E per i braccagnini, domenica pomeriggio, è spaccata. Tutti bardati e lustri,
armatissimi, con cartucce d'ogni tipo e marca, berrettino sportivo a protezione
degli occhi, i migliori fucili di Braccagni erano scesi in lizza ansiosi di misurarsi
con gli irsuti ed intrepidi ungulati. Comincia così la caccia con un festoso
avvio della canizza, con le prime schioppettate e con le prime delle numerosissime
padelle. Enormi, gigantesche padelle e tutte in fila. Cominciava FEBO col mancare
un bel cinghialotto d'una cinquantina di chili, continuava BRENCIO con una grosa
maschia, poi una cilecca, ancora uno sfortunato tiro del "Sor PIETRO" ed infine
l'episodio culminante, il "big" della padella. Una grossa femmina e quattro
cinghialotti, il naso sulla coda dell'altro, passavano circospetti e con cautela
davanti l'ultima posta, certi ormai d'averla scampata, felici di poter ancora
battere il muschio e sgrufolarsi nel fango nei caldi pomeriggi d'estate., almeno
fino al prossimo anno.

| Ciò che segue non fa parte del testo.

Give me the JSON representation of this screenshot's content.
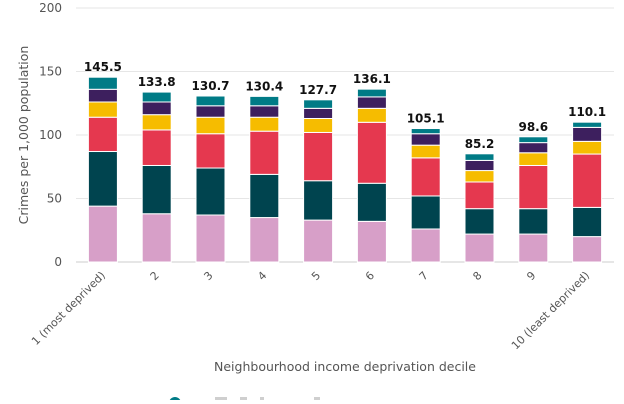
{
  "chart_data": {
    "type": "bar",
    "stacked": true,
    "xlabel": "Neighbourhood income deprivation decile",
    "ylabel": "Crimes per 1,000 population",
    "ylim": [
      0,
      200
    ],
    "yticks": [
      0,
      50,
      100,
      150,
      200
    ],
    "grid": true,
    "categories": [
      "1 (most deprived)",
      "2",
      "3",
      "4",
      "5",
      "6",
      "7",
      "8",
      "9",
      "10 (least deprived)"
    ],
    "totals": [
      145.5,
      133.8,
      130.7,
      130.4,
      127.7,
      136.1,
      105.1,
      85.2,
      98.6,
      110.1
    ],
    "total_labels": [
      "145.5",
      "133.8",
      "130.7",
      "130.4",
      "127.7",
      "136.1",
      "105.1",
      "85.2",
      "98.6",
      "110.1"
    ],
    "series": [
      {
        "color": "#d79fc8",
        "values": [
          44,
          38,
          37,
          35,
          33,
          32,
          26,
          22,
          22,
          20
        ]
      },
      {
        "color": "#00444f",
        "values": [
          43,
          38,
          37,
          34,
          31,
          30,
          26,
          20,
          20,
          23
        ]
      },
      {
        "color": "#e5384f",
        "values": [
          27,
          28,
          27,
          34,
          38,
          48,
          30,
          21,
          34,
          42
        ]
      },
      {
        "color": "#f6bc00",
        "values": [
          12,
          12,
          13,
          11,
          11,
          11,
          10,
          9,
          10,
          10
        ]
      },
      {
        "color": "#3d1f5e",
        "values": [
          10,
          10,
          9,
          9,
          8,
          9,
          9,
          8,
          8,
          11
        ]
      },
      {
        "color": "#007b86",
        "values": [
          9.5,
          7.8,
          7.7,
          7.4,
          6.7,
          6.1,
          4.1,
          5.2,
          4.6,
          4.1
        ]
      }
    ],
    "legend_partial_marker_color": "#007b86"
  }
}
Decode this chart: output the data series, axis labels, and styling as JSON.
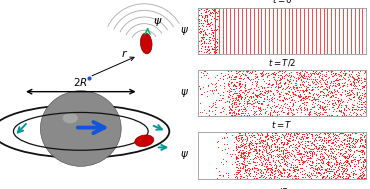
{
  "red": "#ff0000",
  "teal": "#009999",
  "blue_arrow": "#1155dd",
  "sphere_color": "#8a8a8a",
  "sphere_edge": "#444444",
  "ring_color": "#111111",
  "arc_color": "#b0b0b0",
  "swimmer_face": "#cc0000",
  "swimmer_edge": "#880000",
  "fig_width": 3.7,
  "fig_height": 1.89,
  "dpi": 100,
  "n_stripes": 40,
  "stripe_lw": 0.55,
  "dot_s": 0.7,
  "label_fs": 6.2,
  "psi_fs": 7.5
}
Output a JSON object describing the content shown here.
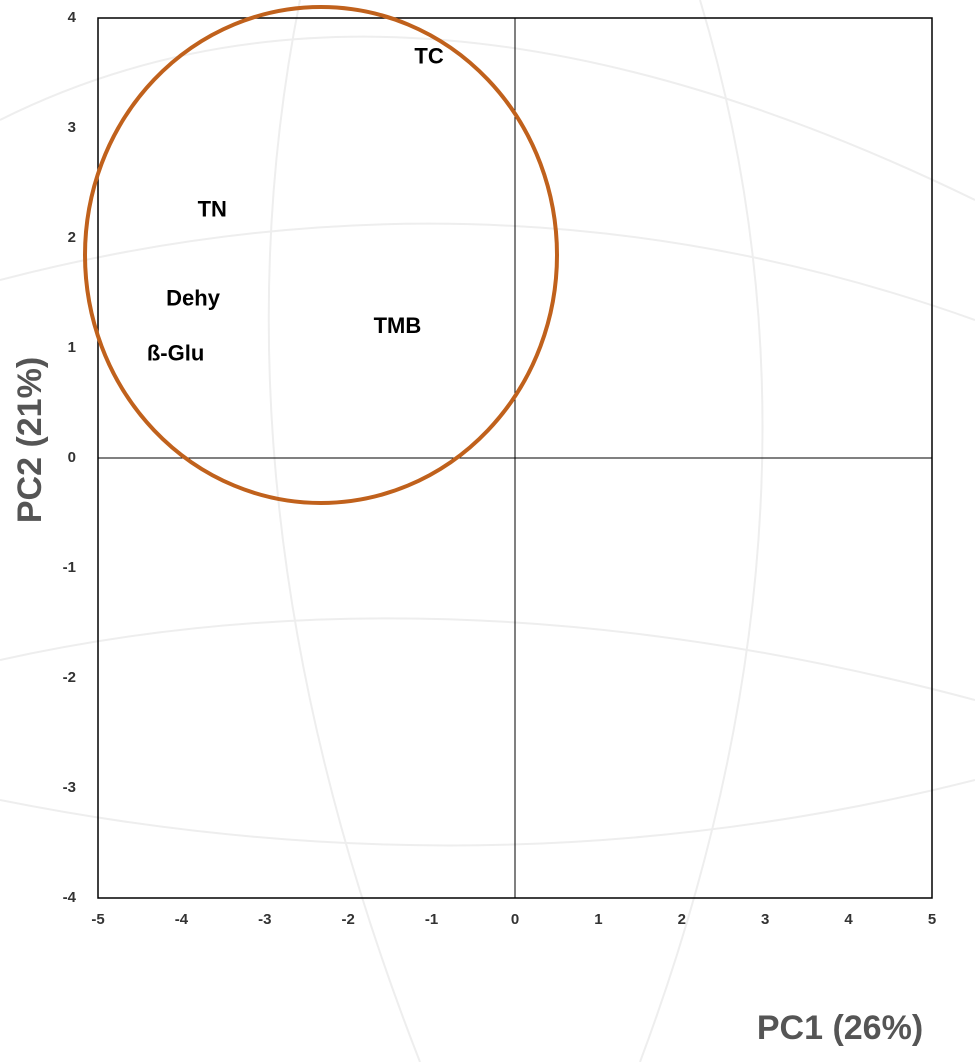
{
  "chart_data": {
    "type": "scatter",
    "xlabel": "PC1 (26%)",
    "ylabel": "PC2 (21%)",
    "labels": [
      "TC",
      "TN",
      "Dehy",
      "TMB",
      "ß-Glu"
    ],
    "x": [
      -1.03,
      -3.63,
      -3.86,
      -1.41,
      -4.07
    ],
    "values": [
      3.64,
      2.25,
      1.44,
      1.19,
      0.94
    ],
    "xlim": [
      -5,
      5
    ],
    "xticks": [
      -5,
      -4,
      -3,
      -2,
      -1,
      0,
      1,
      2,
      3,
      4,
      5
    ],
    "ylim": [
      -4,
      4
    ],
    "yticks": [
      -4,
      -3,
      -2,
      -1,
      0,
      1,
      2,
      3,
      4
    ],
    "zero_lines": true,
    "ellipse_color": "#c0611c"
  }
}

E le loro speranze non andavano deluse. C'era il DRINGOLI
all'ultima posta; il fucile automatico in pugno, euforico, sicuro di sé. Era bello
il colpo d'occhio; bello e raro. Pochi cacciatori era capitato di poter tirare
a cinque cinghiali in fila, quasi fermi, che sembravano camminare in punta di
piedi. Cinque colpi in cinque secondi a cinque cinghiali... e cinque colossali
padelle. L'onore delle ermi, per fortuna era stato affidato a mani gentili,
quelle della signora Anna Mazzini di Prato, che l'avevano egregiamente difeso
fulminando con un solo colpo un vecchio maschio partito velocissimo dal suo "bauge".
Erano poi tre altri cinghiali a subire l'ira dei cacciatori scatenatasi alla ricerca
di una giusta vendetta, finchè il sole calava di nuovo al di là di Macchia Scandona.